To younger philosophers in 1973, Ayer appeared quite old-fashioned philosophically. So too, though to a lesser extent, did Strawson. The underlying reason was in large part their relation to modern formal logic in philosophy. Officially, Ayer was for it and Strawson against it, but neither of them knew much about it. They had received their philosophical education at a time when such logic did not loom large in Oxford... The effect of Ayer and Strawson’s lack of facility with modern formal logic was that they were poorly placed to deal with the new wave of philosophy of language sweeping across the Atlantic, led by Kripke and Lewis...

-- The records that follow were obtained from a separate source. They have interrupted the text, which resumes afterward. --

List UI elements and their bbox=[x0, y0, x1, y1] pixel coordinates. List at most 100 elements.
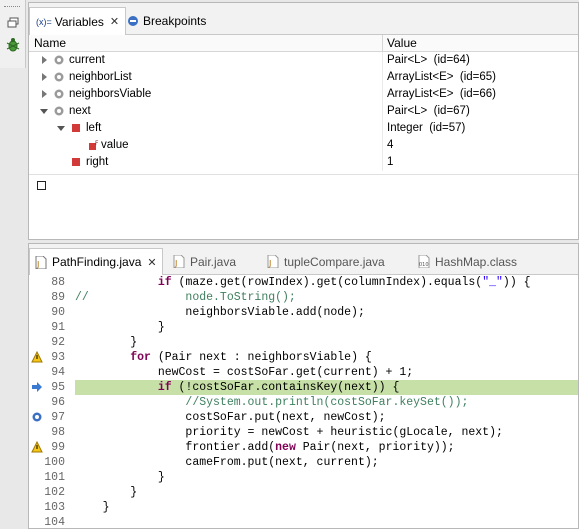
variable-row[interactable]: neighborList ArrayList<E> (id=65) bbox=[29, 69, 578, 86]
variable-name: neighborsViable bbox=[69, 88, 152, 100]
variable-value: Pair<L> (id=64) bbox=[387, 54, 470, 66]
detail-text bbox=[37, 181, 46, 190]
variable-row[interactable]: left Integer (id=57) bbox=[29, 120, 578, 137]
java-file-icon: J bbox=[35, 255, 47, 269]
code-text: for (Pair next : neighborsViable) { bbox=[130, 351, 372, 364]
tab-pathfinding-java[interactable]: J PathFinding.java ✕ bbox=[29, 248, 163, 275]
code-line[interactable]: 101 } bbox=[29, 470, 578, 485]
variable-name: current bbox=[69, 54, 105, 66]
code-line[interactable]: 88 if (maze.get(rowIndex).get(columnInde… bbox=[29, 275, 578, 290]
code-text: if (maze.get(rowIndex).get(columnIndex).… bbox=[157, 276, 531, 289]
code-text: if (!costSoFar.containsKey(next)) { bbox=[157, 381, 400, 394]
code-editor[interactable]: 88 if (maze.get(rowIndex).get(columnInde… bbox=[29, 275, 578, 529]
collapse-icon[interactable] bbox=[39, 106, 49, 116]
code-text: priority = newCost + heuristic(gLocale, … bbox=[75, 426, 503, 439]
code-text: neighborsViable.add(node); bbox=[75, 306, 365, 319]
code-line[interactable]: 102 } bbox=[29, 485, 578, 500]
variable-name: value bbox=[101, 139, 129, 151]
code-text: } bbox=[75, 321, 165, 334]
field-private-icon bbox=[71, 123, 81, 133]
debug-bug-icon[interactable] bbox=[4, 36, 22, 54]
java-file-icon: J bbox=[267, 254, 279, 269]
variable-local-icon bbox=[54, 72, 64, 82]
tab-hashmap-class[interactable]: 010 HashMap.class bbox=[413, 248, 522, 275]
instruction-pointer-icon[interactable] bbox=[31, 381, 43, 393]
line-number: 92 bbox=[51, 336, 65, 349]
variable-row[interactable]: right 1 bbox=[29, 154, 578, 171]
code-text: //System.out.println(costSoFar.keySet())… bbox=[185, 396, 469, 409]
svg-text:J: J bbox=[268, 259, 271, 268]
variable-value: 4 bbox=[387, 139, 394, 151]
code-line[interactable]: 91 } bbox=[29, 320, 578, 335]
code-line[interactable]: 96 //System.out.println(costSoFar.keySet… bbox=[29, 395, 578, 410]
code-line[interactable]: 104 bbox=[29, 515, 578, 529]
variable-row[interactable]: next Pair<L> (id=67) bbox=[29, 103, 578, 120]
variables-table-header: Name Value bbox=[29, 35, 578, 52]
restore-icon[interactable] bbox=[4, 14, 22, 32]
code-text: } bbox=[75, 501, 110, 514]
svg-text:J: J bbox=[174, 259, 177, 268]
close-icon[interactable]: ✕ bbox=[147, 256, 156, 269]
svg-text:F: F bbox=[95, 140, 99, 147]
variable-value: Integer (id=57) bbox=[387, 122, 466, 134]
variable-name: right bbox=[86, 156, 109, 168]
tab-pair-java[interactable]: J Pair.java bbox=[168, 248, 241, 275]
code-line[interactable]: 92 } bbox=[29, 335, 578, 350]
line-number: 89 bbox=[51, 291, 65, 304]
code-line[interactable]: 94 newCost = costSoFar.get(current) + 1; bbox=[29, 365, 578, 380]
tab-tuplecompare-java[interactable]: J tupleCompare.java bbox=[262, 248, 390, 275]
line-number: 96 bbox=[51, 396, 65, 409]
side-toolbar bbox=[0, 0, 26, 68]
code-line[interactable]: 103 } bbox=[29, 500, 578, 515]
warning-icon[interactable] bbox=[31, 350, 43, 363]
line-number: 102 bbox=[44, 486, 65, 499]
variable-detail-pane[interactable] bbox=[29, 174, 578, 241]
code-line[interactable]: 89 // node.ToString(); bbox=[29, 290, 578, 305]
code-line[interactable]: 93 for (Pair next : neighborsViable) { bbox=[29, 350, 578, 365]
warning-icon[interactable] bbox=[31, 440, 43, 453]
tab-label: Breakpoints bbox=[143, 14, 207, 28]
variables-tabbar: (x)= Variables ✕ Breakpoints bbox=[29, 3, 578, 35]
column-value[interactable]: Value bbox=[387, 36, 417, 50]
collapse-icon[interactable] bbox=[56, 123, 66, 133]
close-icon[interactable]: ✕ bbox=[110, 15, 119, 28]
variable-row[interactable]: current Pair<L> (id=64) bbox=[29, 52, 578, 69]
toolbar-grip[interactable] bbox=[4, 6, 20, 9]
java-file-icon: J bbox=[173, 254, 185, 269]
tab-variables[interactable]: (x)= Variables ✕ bbox=[29, 7, 127, 35]
tab-breakpoints[interactable]: Breakpoints bbox=[122, 7, 212, 35]
variable-value: 1 bbox=[387, 156, 394, 168]
variable-value: ArrayList<E> (id=65) bbox=[387, 71, 496, 83]
column-separator[interactable] bbox=[382, 35, 383, 52]
variable-value: ArrayList<E> (id=66) bbox=[387, 88, 496, 100]
variables-panel: (x)= Variables ✕ Breakpoints Name Value … bbox=[28, 2, 579, 240]
code-line[interactable]: 97 costSoFar.put(next, newCost); bbox=[29, 410, 578, 425]
code-line[interactable]: 98 priority = newCost + heuristic(gLocal… bbox=[29, 425, 578, 440]
code-line[interactable]: 100 cameFrom.put(next, current); bbox=[29, 455, 578, 470]
variable-name: left bbox=[86, 122, 102, 134]
column-name[interactable]: Name bbox=[34, 36, 66, 50]
expand-icon[interactable] bbox=[39, 72, 49, 82]
tab-label: Variables bbox=[54, 14, 104, 29]
line-number: 100 bbox=[44, 456, 65, 469]
expand-icon[interactable] bbox=[39, 89, 49, 99]
code-line[interactable]: 95 if (!costSoFar.containsKey(next)) { bbox=[29, 380, 578, 395]
code-text: } bbox=[75, 336, 138, 349]
editor-tabbar: J PathFinding.java ✕ J Pair.java J tuple… bbox=[29, 244, 578, 275]
line-number: 101 bbox=[44, 471, 65, 484]
code-text: cameFrom.put(next, current); bbox=[75, 456, 379, 469]
code-line[interactable]: 99 frontier.add(new Pair(next, priority)… bbox=[29, 440, 578, 455]
class-file-icon: 010 bbox=[418, 254, 430, 269]
code-text: costSoFar.put(next, newCost); bbox=[75, 411, 386, 424]
variable-row[interactable]: neighborsViable ArrayList<E> (id=66) bbox=[29, 86, 578, 103]
breakpoint-icon[interactable] bbox=[31, 411, 43, 423]
variable-name: next bbox=[69, 105, 91, 117]
code-line[interactable]: 90 neighborsViable.add(node); bbox=[29, 305, 578, 320]
variable-row[interactable]: F value 4 bbox=[29, 137, 578, 154]
variable-local-icon bbox=[54, 106, 64, 116]
field-final-private-icon: F bbox=[88, 140, 99, 150]
line-number: 88 bbox=[51, 276, 65, 289]
expand-icon[interactable] bbox=[39, 55, 49, 65]
tab-label: PathFinding.java bbox=[52, 255, 142, 269]
variable-local-icon bbox=[54, 89, 64, 99]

日常用語學派 直頭係俾 formal semantics 取代:
Strawson was much more of a philosopher of language than Ayer, but even his perception of new wave philosophy of language was distorted by the old-fashioned lens of an exaggerated contrast between, in effect, ordinary language philosophy attentive to speakers’ actual use of natural language in all its complexity and ideal language philosophy trying to project the simple logical structure of a formal language onto natural language, in abstraction from its speakers, with Procrustean effect (Strawson 1971). What he never properly appreciated was the new wave conception of the two projects as mutually complementary rather than in competition, so that interpreting a natural language in terms of a comparatively simple formal truth-conditional semantics would make the best sense of the complexities of speakers’ actual use of the language.